The equivalent of your proposal in the language of kin selection is for organisms to become more closely related. That's happening in humans, since humans have come to possess more and more shared memes - allowing cultural kin selection to produce cooperation between them on increasingly-larger scales. Once you properly account for cultural evolution things do seem to be reasonably on track. Other mechanisms that produce cooperaation - such as reciprocity, trade and reputations - are also going global. Essentially, Peter Kropotkin was correct.
I also object to the use of the word benign in the comment, as it appears to be there simply to sneak in connotations.
Hmm. I essentially mean: not being bombarded at a high frequency with meteories. I'm obliquely referencing Buckminster Fuller's book Approaching the Benign Environment.
↑ comment by paulfchristiano · 2013-02-27T18:11:11.718Z · LW(p) · GW(p)
Yes, there are definitely other possible explanations, though the ones I gave seem most common. But yours seems to beg the question---why does evolution lead to more goodness over time?

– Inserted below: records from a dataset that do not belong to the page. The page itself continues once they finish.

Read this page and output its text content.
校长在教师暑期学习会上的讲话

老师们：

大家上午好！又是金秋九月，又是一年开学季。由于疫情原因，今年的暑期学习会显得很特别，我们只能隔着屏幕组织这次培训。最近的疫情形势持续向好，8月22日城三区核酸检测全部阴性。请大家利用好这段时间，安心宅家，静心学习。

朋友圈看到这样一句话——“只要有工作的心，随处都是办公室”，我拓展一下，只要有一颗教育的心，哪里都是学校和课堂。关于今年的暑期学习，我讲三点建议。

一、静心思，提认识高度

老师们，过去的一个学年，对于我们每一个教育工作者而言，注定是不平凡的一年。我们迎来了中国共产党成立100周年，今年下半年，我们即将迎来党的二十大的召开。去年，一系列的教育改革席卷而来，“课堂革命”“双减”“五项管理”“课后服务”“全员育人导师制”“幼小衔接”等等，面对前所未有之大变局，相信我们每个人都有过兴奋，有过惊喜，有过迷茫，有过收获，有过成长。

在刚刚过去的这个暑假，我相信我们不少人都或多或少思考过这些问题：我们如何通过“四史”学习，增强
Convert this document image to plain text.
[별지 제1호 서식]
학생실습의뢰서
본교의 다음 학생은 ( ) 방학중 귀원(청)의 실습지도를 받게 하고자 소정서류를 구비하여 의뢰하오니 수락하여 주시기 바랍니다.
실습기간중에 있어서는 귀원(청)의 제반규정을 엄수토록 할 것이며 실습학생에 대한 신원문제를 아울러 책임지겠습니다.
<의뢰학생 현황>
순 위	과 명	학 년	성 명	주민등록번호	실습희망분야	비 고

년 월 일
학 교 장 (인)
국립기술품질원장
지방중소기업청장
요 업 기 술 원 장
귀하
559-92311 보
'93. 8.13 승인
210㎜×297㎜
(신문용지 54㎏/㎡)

Replies from: Qiaochu_Yuan, timtyler↑ comment by Qiaochu_Yuan · 2013-02-27T19:50:46.424Z · LW(p) · GW(p)
I could be wrong, but I don't think timtyler is claiming that this is a good argument but only that this is an argument that people use.
Replies from: timtyler↑ comment by timtyler · 2013-02-28T00:02:28.932Z · LW(p) · GW(p)
Evolutionary progress gets thumbs-up from me. The page I originally cited was my own.
↑ comment by timtyler · 2013-02-28T00:01:00.858Z · LW(p) · GW(p)
We don't need to understand why evolution leads to goodness to see that it does so - and predict that it will continue to do so. However, scientists do have some understanding of why. Game theory, adaptation and synergy are some of the factors involved. Also a sufficiently-low frequency of meteorite strikes and cosmic rays is clearly an important factor.